Change is needed more than ever and it’s needed NOW.

Prioritising sustainability with a legal commitment within the Fisheries Bill would be a brilliant first step, and there is still time for the government to reinstate this commitment. Not only would this be great for the environment, heathier seas could actually mean an increase in the amount of fish that could be sustainably caught which could lead to greater profits for the industry and benefits for coastal communities.

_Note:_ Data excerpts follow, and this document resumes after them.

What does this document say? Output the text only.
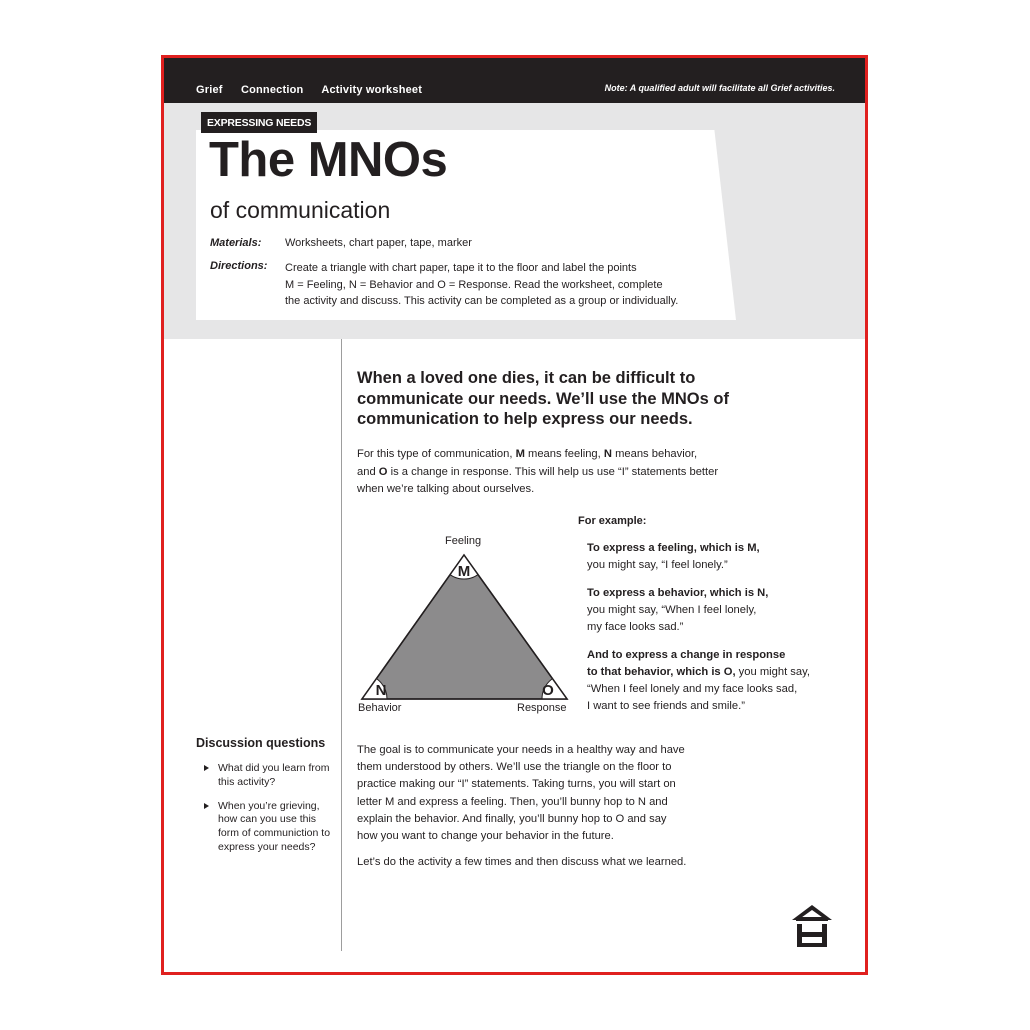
Grief Connection Activity worksheet	Note: A qualified adult will facilitate all Grief activities.
EXPRESSING NEEDS
The MNOs
of communication
Materials: Worksheets, chart paper, tape, marker
Directions: Create a triangle with chart paper, tape it to the floor and label the points
M = Feeling, N = Behavior and O = Response. Read the worksheet, complete
the activity and discuss. This activity can be completed as a group or individually.
When a loved one dies, it can be difficult to communicate our needs. We’ll use the MNOs of communication to help express our needs.
For this type of communication, M means feeling, N means behavior,
and O is a change in response. This will help us use “I” statements better
when we’re talking about ourselves.
M
N	O
Feeling
Behavior	Response
For example:
To express a feeling, which is M,
you might say, “I feel lonely.”
To express a behavior, which is N,
you might say, “When I feel lonely,
my face looks sad.”
And to express a change in response
to that behavior, which is O, you might say,
“When I feel lonely and my face looks sad,
I want to see friends and smile.”
Discussion questions
What did you learn from this activity?
When you’re grieving, how can you use this form of communiction to express your needs?
The goal is to communicate your needs in a healthy way and have
them understood by others. We’ll use the triangle on the floor to
practice making our “I” statements. Taking turns, you will start on
letter M and express a feeling. Then, you’ll bunny hop to N and
explain the behavior. And finally, you’ll bunny hop to O and say
how you want to change your behavior in the future.
Let’s do the activity a few times and then discuss what we learned.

Focus also needs to be turned to the urgent recovery of fish populations that are most at risk, like West of Scotland cod and whiting, Irish Sea whiting, North Sea cod, Celtic Sea cod, and herring stocks in the Celtic Sea, southern Irish Sea and West of Scotland. All these stocks are below their lower biomass limit - meaning their populations are at critically low levels. Recovery plans for these fish need to be put in place as quickly as possible – the longer they stay depleted, the more likely it is that they might never recover. Given their severe situation, the government should also use Remote Electronic Monitoring with cameras (REM) on boats that may come into contact with any of these species. At the very least, this would give us a better understanding of how much they are being caught, and encourage better fishing practices that could start to lead to their recovery.

We can no longer treat environmental sustainability as an after-thought, it must be at the heart of the decisions we make individually and as a society. I urge the government to lead by example and demonstrate their commitment to environmental sustainability by actually putting that commitment in the new policies they are writing.

To end with another brilliant quote from David, “the recovery of nature could be at the heart of humanity’s mission in the 21st century. Because after all, we are a part of nature.”